VG Energy’s interesting algae biofuel technology
VG Energy has come up with a potential solution for high yields of algae biofuel production. This incorporates technology used in cancer research to amplify the lipid production capacity of algae species. The same inhibitor molecules that block tumors from burning fat also cause algae to increase lipid production by up to 300%. This was found by Dr. M. Karen Newell, who works at Texas A&M Health Sciences Center is an expert on metabolic disruption, a way of controlling the behavior of a cell by altering how it stores or uses energy. Newell’s inhibitor molecules are active in minute amounts and trick the algae into storing rather than consuming their oil. This not only vastly increases lipid production, but also encourages these algae cells to excrete stored lipids outside their membranes where it can be harvested without killing the algae. Since this technique does not involve genetically altering algae like competing technologies, it also avoids numerous regulatory hurdles as it moves towards commercialization.
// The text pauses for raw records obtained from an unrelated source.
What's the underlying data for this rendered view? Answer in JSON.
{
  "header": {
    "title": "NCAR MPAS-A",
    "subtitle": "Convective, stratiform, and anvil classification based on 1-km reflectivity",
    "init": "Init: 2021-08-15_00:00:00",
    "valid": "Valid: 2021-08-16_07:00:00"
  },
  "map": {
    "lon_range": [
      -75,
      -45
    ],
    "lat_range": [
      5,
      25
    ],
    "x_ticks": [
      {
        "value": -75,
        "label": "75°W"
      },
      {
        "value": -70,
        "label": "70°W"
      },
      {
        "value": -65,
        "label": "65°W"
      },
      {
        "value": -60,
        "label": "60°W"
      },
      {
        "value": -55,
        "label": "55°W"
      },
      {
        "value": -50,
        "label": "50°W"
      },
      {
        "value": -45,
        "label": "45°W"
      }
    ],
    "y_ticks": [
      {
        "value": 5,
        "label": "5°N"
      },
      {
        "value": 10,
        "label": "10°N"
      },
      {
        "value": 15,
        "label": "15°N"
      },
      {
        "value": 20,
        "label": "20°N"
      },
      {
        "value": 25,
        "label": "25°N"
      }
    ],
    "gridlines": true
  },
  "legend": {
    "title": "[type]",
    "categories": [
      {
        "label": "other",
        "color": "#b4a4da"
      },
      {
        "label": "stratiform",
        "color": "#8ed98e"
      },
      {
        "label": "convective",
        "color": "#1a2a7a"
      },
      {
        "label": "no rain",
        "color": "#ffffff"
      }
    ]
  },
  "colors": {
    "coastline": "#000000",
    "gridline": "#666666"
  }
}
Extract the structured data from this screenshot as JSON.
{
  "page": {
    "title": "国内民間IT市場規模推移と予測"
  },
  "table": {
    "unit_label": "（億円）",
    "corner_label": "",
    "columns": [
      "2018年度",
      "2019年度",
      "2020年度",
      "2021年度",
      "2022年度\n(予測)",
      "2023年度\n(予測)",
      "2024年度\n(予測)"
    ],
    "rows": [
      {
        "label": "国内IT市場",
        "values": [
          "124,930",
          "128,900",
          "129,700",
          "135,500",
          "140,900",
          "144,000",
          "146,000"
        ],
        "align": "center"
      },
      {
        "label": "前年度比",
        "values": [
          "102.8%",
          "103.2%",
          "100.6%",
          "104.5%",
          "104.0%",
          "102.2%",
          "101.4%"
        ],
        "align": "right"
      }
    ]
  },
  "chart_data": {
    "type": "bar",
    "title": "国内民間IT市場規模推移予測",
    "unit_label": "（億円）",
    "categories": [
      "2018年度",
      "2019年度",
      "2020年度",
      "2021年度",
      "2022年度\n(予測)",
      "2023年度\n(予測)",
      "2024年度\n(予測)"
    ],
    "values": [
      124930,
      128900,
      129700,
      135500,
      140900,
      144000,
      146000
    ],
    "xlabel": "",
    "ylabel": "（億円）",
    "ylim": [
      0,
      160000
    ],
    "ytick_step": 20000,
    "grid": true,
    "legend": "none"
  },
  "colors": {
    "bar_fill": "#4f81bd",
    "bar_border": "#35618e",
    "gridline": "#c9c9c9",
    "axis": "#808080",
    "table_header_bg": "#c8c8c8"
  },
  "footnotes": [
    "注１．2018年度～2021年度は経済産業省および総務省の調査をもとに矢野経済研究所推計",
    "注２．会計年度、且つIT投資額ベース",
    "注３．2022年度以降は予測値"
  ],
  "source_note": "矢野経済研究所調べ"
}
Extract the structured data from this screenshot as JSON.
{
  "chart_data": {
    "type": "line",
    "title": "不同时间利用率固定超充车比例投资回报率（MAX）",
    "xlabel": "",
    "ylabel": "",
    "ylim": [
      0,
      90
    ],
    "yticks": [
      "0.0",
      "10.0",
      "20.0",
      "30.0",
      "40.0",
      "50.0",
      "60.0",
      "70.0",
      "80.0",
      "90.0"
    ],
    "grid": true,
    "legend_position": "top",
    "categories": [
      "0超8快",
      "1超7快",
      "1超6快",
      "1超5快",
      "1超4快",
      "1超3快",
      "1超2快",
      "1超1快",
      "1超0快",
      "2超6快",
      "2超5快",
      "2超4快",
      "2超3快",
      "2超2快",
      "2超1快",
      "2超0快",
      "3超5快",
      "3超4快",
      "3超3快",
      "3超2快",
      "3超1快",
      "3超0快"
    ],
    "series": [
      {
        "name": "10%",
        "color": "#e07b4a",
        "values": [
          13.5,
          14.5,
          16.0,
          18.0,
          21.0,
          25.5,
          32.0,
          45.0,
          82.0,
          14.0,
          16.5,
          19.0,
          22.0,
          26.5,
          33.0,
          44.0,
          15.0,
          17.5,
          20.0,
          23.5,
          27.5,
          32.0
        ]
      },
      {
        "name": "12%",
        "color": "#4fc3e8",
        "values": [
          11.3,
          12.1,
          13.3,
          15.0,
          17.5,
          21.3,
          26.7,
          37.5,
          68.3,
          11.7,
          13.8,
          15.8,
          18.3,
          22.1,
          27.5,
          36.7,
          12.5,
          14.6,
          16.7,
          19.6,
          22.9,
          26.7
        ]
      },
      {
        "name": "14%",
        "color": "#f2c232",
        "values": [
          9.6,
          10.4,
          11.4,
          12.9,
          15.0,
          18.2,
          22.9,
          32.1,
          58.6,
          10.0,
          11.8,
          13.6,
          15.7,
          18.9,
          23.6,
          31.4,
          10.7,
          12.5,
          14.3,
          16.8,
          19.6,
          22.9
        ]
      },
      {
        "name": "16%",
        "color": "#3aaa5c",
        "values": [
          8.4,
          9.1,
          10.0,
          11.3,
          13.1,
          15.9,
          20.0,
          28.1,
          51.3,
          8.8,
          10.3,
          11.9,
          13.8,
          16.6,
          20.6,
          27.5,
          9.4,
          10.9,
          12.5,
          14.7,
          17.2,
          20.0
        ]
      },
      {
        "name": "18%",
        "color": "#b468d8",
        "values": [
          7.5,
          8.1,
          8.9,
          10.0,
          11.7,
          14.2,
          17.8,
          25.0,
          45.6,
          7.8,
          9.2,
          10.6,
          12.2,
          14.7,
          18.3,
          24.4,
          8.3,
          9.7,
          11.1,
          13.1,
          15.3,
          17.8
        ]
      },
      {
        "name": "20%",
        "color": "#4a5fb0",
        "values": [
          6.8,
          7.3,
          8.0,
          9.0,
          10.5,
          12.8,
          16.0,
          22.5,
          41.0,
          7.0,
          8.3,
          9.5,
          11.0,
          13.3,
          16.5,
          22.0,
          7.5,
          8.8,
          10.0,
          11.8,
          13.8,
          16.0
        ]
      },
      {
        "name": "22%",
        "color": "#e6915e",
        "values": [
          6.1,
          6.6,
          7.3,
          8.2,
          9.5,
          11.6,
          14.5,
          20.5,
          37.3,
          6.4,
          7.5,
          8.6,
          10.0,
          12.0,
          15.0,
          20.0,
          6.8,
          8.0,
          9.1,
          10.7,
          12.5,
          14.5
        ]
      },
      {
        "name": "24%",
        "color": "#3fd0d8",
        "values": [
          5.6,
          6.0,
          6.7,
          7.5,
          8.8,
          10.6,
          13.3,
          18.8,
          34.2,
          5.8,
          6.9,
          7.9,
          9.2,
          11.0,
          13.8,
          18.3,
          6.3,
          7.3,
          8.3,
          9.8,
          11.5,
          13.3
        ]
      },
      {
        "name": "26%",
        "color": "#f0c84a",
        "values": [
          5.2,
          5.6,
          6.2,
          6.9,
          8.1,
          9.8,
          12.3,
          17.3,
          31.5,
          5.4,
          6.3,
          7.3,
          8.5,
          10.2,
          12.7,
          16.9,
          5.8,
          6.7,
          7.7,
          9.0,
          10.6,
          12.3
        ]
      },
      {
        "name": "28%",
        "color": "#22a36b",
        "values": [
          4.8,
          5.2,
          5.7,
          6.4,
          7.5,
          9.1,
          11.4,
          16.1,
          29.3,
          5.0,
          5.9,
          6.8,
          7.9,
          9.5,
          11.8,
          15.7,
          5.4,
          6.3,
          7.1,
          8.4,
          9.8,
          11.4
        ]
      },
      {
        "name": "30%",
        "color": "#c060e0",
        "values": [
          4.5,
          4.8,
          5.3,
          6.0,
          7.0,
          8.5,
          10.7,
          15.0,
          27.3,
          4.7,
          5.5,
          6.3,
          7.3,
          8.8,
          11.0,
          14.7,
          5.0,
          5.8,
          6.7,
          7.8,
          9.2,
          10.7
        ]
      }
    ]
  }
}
The potential breakthrough by Newell has caught the attention of some prominent experts in the algae biofuel field. John Sheehan, who is currently the Biofuels Coordinator in the Institute on the Environment at the University of Minnesota and who I remember quoting quite often in my thesis report on algae biofuels, has said “What they have stumbled on indirectly through a fairly unrelated field of research is the possibility that you really can turn on lipid production in algae,” said Sheehan. “For the last five years of the research at the National Renewable Energy Lab, we were entirely focused on exactly this question.”
It is apparent that much more research is necessary to study how this’ll work in engineered systems and other growing conditions, could this possibly be a breakthrough in the algae biofuel commercialisation process?